On a recent Friday, I felt tired. More than tired, actually; I felt exhausted, the kind where I questioned my ability to physically do one more thing. My strength was gone, and my will was gone; I felt physically, mentally and spiritually depleted. It had been a busy, hard week; I was done. I needed to rest.
I am a believer in napping as a spiritual exercise -- obviously not as the sole spiritual exercise, but as one among many in the repertoire. As I worked through the rest of the tasks I had to do before I could get to that nap, encouragement of God being our renewal echoed through my head.
It is okay to be tired sometimes. It is okay to rest. It is okay to ask God to be the one to hope and believe for us while we take a break and abandon ourselves to peace in God.
We can remember Jesus' words in Matthew 11:28-30 (NAB): "Come to me, all you who labor and are burdened, and I will give you rest. Take my yoke upon you and learn from me, for I am meek and humble of heart; and you will find rest for yourselves. For my yoke is easy, and my burden light."
As people, the journey can get long sometimes. Our worries, busy-ness and physical ailments are all part of having a fallible mind and living through a fallible body. We are not God; we are human. And that means we get tired. It's part of who we are.
As love would have it, it seems that despite our dismay at our own weakness, our God delights in us and cherishes us, telling us power is made perfect in weakness. That's a promise we can rest in.
The idea of resting in God also reminds me of Romans 5:1, 3-5 (NAB), which states, "We have peace with God through our Lord Jesus Christ ... We even boast of our afflictions, knowing that affliction produces endurance, and endurance, proven character, and proven character, hope, and hope does not disappoint, because the love of God has been poured out into our hearts through the Holy Spirit that has been given to us."
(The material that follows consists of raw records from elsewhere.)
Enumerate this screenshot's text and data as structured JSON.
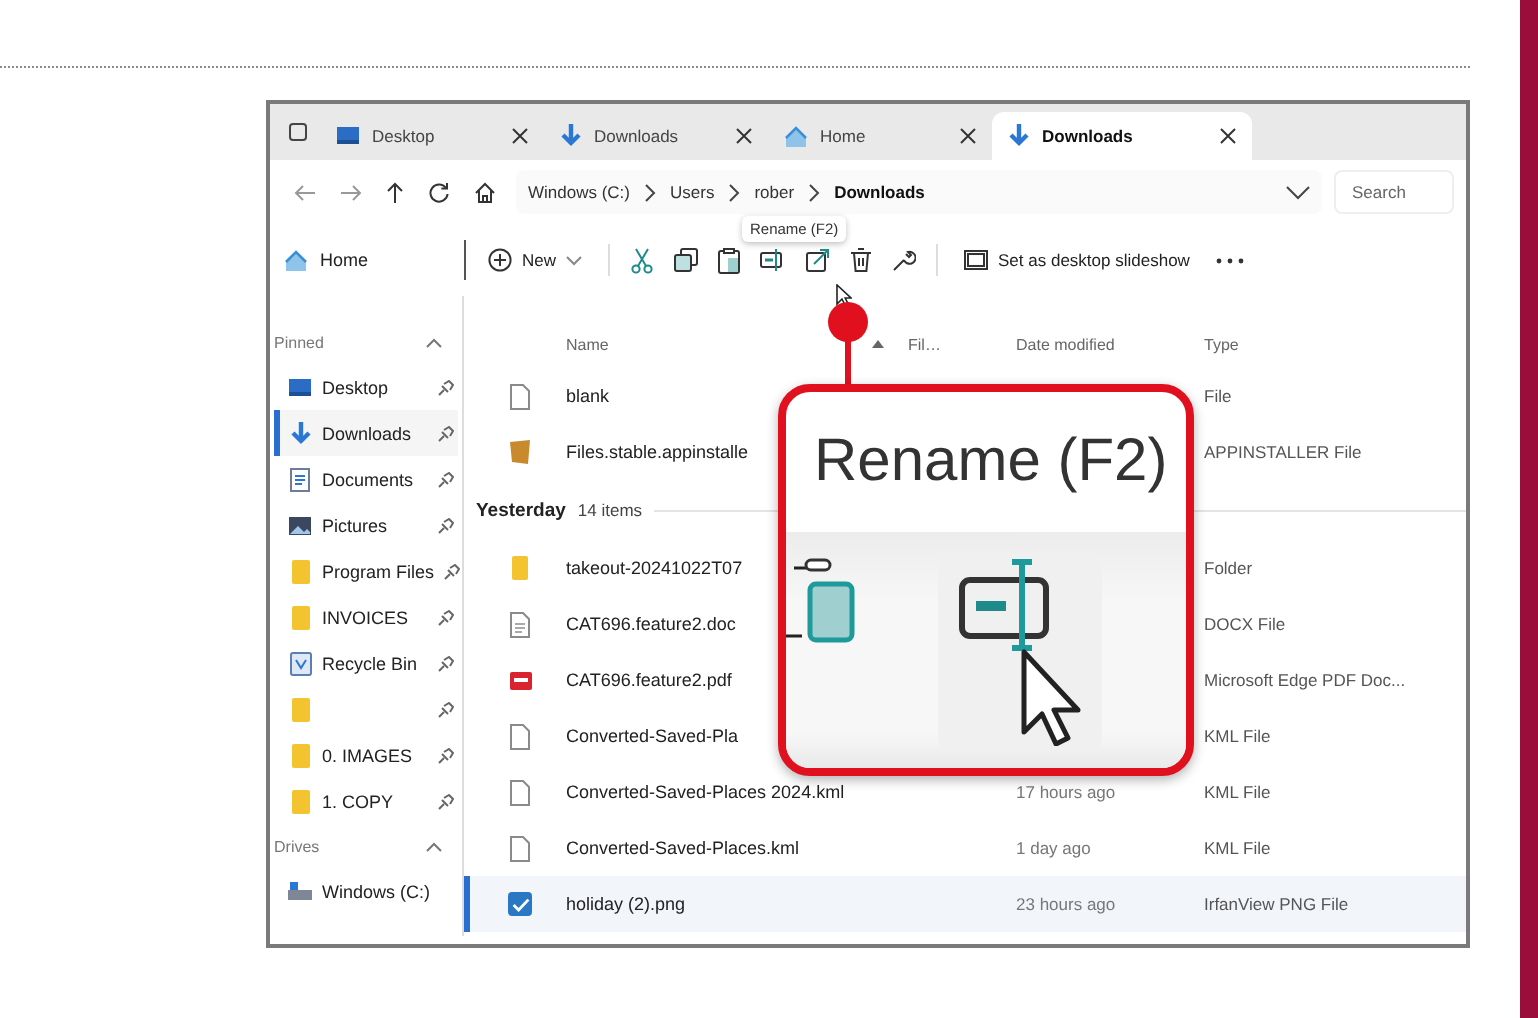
{
  "tabs": [
    {
      "label": "Desktop",
      "kind": "desktop",
      "selected": false
    },
    {
      "label": "Downloads",
      "kind": "download",
      "selected": false
    },
    {
      "label": "Home",
      "kind": "home",
      "selected": false
    },
    {
      "label": "Downloads",
      "kind": "download",
      "selected": true
    }
  ],
  "address": {
    "crumbs": [
      "Windows (C:)",
      "Users",
      "rober",
      "Downloads"
    ],
    "search_placeholder": "Search"
  },
  "tooltip": "Rename (F2)",
  "toolbar": {
    "new_label": "New",
    "slideshow_label": "Set as desktop slideshow"
  },
  "sidebar": {
    "home": "Home",
    "sections": [
      {
        "title": "Pinned",
        "expanded": true,
        "items": [
          {
            "label": "Desktop",
            "kind": "desktop",
            "pinned": true,
            "selected": false
          },
          {
            "label": "Downloads",
            "kind": "download",
            "pinned": true,
            "selected": true
          },
          {
            "label": "Documents",
            "kind": "documents",
            "pinned": true,
            "selected": false
          },
          {
            "label": "Pictures",
            "kind": "pictures",
            "pinned": true,
            "selected": false
          },
          {
            "label": "Program Files",
            "kind": "folder",
            "pinned": true,
            "selected": false
          },
          {
            "label": "INVOICES",
            "kind": "folder",
            "pinned": true,
            "selected": false
          },
          {
            "label": "Recycle Bin",
            "kind": "recycle",
            "pinned": true,
            "selected": false
          },
          {
            "kind": "folder",
            "pinned": true,
            "selected": false
          },
          {
            "label": "0. IMAGES",
            "kind": "folder",
            "pinned": true,
            "selected": false
          },
          {
            "label": "1. COPY",
            "kind": "folder",
            "pinned": true,
            "selected": false
          }
        ]
      },
      {
        "title": "Drives",
        "expanded": true,
        "items": [
          {
            "label": "Windows (C:)",
            "kind": "drive",
            "pinned": false,
            "selected": false
          }
        ]
      }
    ]
  },
  "files": {
    "columns": [
      {
        "label": "Name",
        "sorted": true
      },
      {
        "label": "Fil…",
        "sorted": false
      },
      {
        "label": "Date modified",
        "sorted": false
      },
      {
        "label": "Type",
        "sorted": false
      }
    ],
    "groups": [
      {
        "rows": [
          {
            "name": "blank",
            "type": "File",
            "kind": "file",
            "selected": false
          },
          {
            "name": "Files.stable.appinstalle",
            "type": "APPINSTALLER File",
            "kind": "package",
            "selected": false
          }
        ]
      },
      {
        "title": "Yesterday",
        "count": "14 items",
        "rows": [
          {
            "name": "takeout-20241022T07",
            "type": "Folder",
            "kind": "folder",
            "selected": false
          },
          {
            "name": "CAT696.feature2.doc",
            "type": "DOCX File",
            "kind": "document",
            "selected": false
          },
          {
            "name": "CAT696.feature2.pdf",
            "type": "Microsoft Edge PDF Doc...",
            "kind": "pdf",
            "selected": false
          },
          {
            "name": "Converted-Saved-Pla",
            "type": "KML File",
            "kind": "file",
            "selected": false
          },
          {
            "name": "Converted-Saved-Places 2024.kml",
            "date": "17 hours ago",
            "type": "KML File",
            "kind": "file",
            "selected": false
          },
          {
            "name": "Converted-Saved-Places.kml",
            "date": "1 day ago",
            "type": "KML File",
            "kind": "file",
            "selected": false
          },
          {
            "name": "holiday (2).png",
            "date": "23 hours ago",
            "type": "IrfanView PNG File",
            "selected": true
          }
        ]
      }
    ]
  },
  "callout": {
    "title": "Rename (F2)"
  }
}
I love the string of steps in the process to not being disappointed listed in those verses: affliction, endurance, character, hope, love. In that order. When the endurance part of the process becomes wearing, we can rest assured our God is refining us, producing proven character. We can also rest assured we have a God who understands us, and who wants to be our all, including a soft place for us to rest our head and heart.
I have no other deep, insightful revelations today, except to say: it is okay to be tired. Rest in our God.